Pics: Wetlands bustle with biodiversity

Published Feb 5, 2016

Share

Cape Town - A garden is a delight to the senses. Where sight, smell, touch and taste are part of the gardening experience, hearing, or sound, in the garden might well be overlooked.

Sound can be incorporated through plants that provide a rustling effect in the wind, or by attracting songbirds. The use of water is also an effective way to bring sound to the garden.

Since early times gardeners have used water to introduce a restful quality and create reflective pictures in still water, or to fill the garden with movement and sound.

 

Water as a showpiece

Water in the garden can take several forms, from a simple birdbath or wine barrel, fountain or millstone, to a formal pool or informal pond or an eco-friendly swimming pool.

A half wine barrel is the smallest water garden. If the wood is dry, it should be filled with water for a few weeks to allow the wood to expand and stop any leakage. Keep the planting simple with a tall, spiky plant and a miniature water lily, as much of the attraction is to be able to see the water.

One of the simplest and most popular ways of introducing water into a garden is in the form of a birdbath. Birdbaths come in a variety of shapes and sizes, from a hollowed-out grinding stone to an elegant, formal birdbath on a pedestal. Whatever your choice, the water should be kept clean or birds will not use it.

In windy and exposed gardens, a bubbling millstone that loses less water is preferable to a splashing fountain.

A wall fountain is simple and elegant and perfect on a patio wall.

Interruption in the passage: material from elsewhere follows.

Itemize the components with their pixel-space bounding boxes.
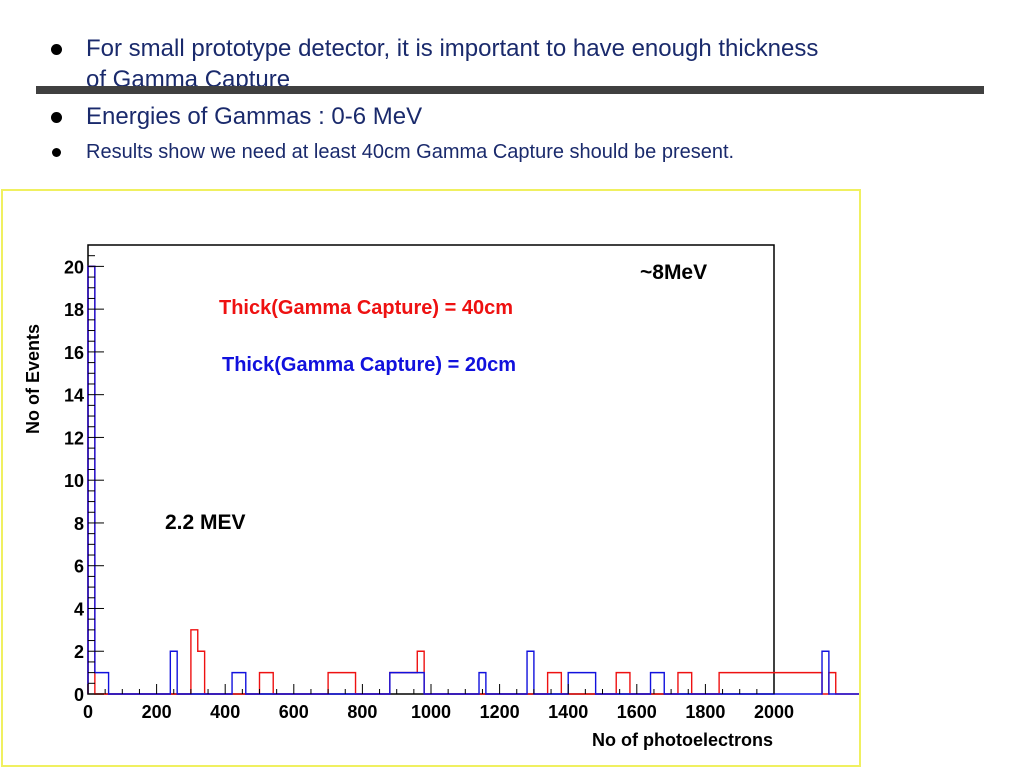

A raised pool, or a narrow water channel, known as a rill, suits a formal style garden; an informal setting suggests a natural pond.

 

A mini-wetland

Water is an essential element in a wildlife garden and if you have a natural depression in your garden where water collects from the roof, lawn or driveway, you can turn this into a mini-wetland and a habitat for wildlife. Frogs will make it their home, birds will bathe and drink, butterflies will sun themselves on the muddy edges, and dragonflies will hover over the surface.

If you don’t have a natural wet area, make a shallow depression and line it with heavy-duty black plastic or pool liner, then backfill with soil and add water. The edges of the pond should be gently sloping to make it wildlife friendly, and if some rocks of different sizes are placed at the edges and in the pond, these will provide places for bathing and drinking for small birds and a hiding place for frogs.

 

What to plant

Plants that help anchor a water garden can be divided into aquatic, bog and marginal.

Aquatic plants, such as indigenous oxygen weed (Lagarosiphon major), are suspended in the water and keep the pond healthy and the water clear. A third of the water surface should be covered by water plants to minimise evaporation.

Deep-water plants have adapted to living in the waterlogged soils in submerged containers in a pond. The blue water lily (Nymphaea nouchali var. caerulea), floating hearts (Nymphoides thunbergiana) and waterblommetjie (Aponogeton distachyos) are aquatic plants for frogs to rest on and hide under. Miniature water lilies suit small ponds.

Bog plants will spread their roots in marshy soil, softening and disguising the edges of the pond. These include white arums, Cyperus spp., Louisiana irises and the indigenous marsh lily (Crinum campanulatum). Suitable indigenous sedges for moist soils are the bamboo reed, horsetail restio (Elegia capensis) and the Cape thatching reed (Elegia tectorum), previously known as Chondropetalum tectorum.

Marginal plants grow on the edge of the pond, providing protection for small wildlife. Consider river star (Gomphostigma virgatum) with small white star-like flowers, and river bells (Phygelius aequalis) with flowers in white, yellow, pink, orange or red, which grow in rich, damp soil. Tree ferns, with their graceful arching fronds, are attractive near water.

Other good form plants for the edge of a bog garden include aristea, red hot poker (kniphofia spp.), wild iris (Dietes grandi-flora), pink marsh dissotis (Dissotis canescens) with lasiandra-like flowers of mauve-purple.

 

Avoid invasive plants

Do not plant yellow flag iris (Iris pseudacorus), invasive creeping rhizomes and water-dispersed seed, water lettuce (Pistia stratiotes) or pickerel weed (Pontederia cordata), as they are listed invasive species.

* World Wetlands Day was celebrated on February 2.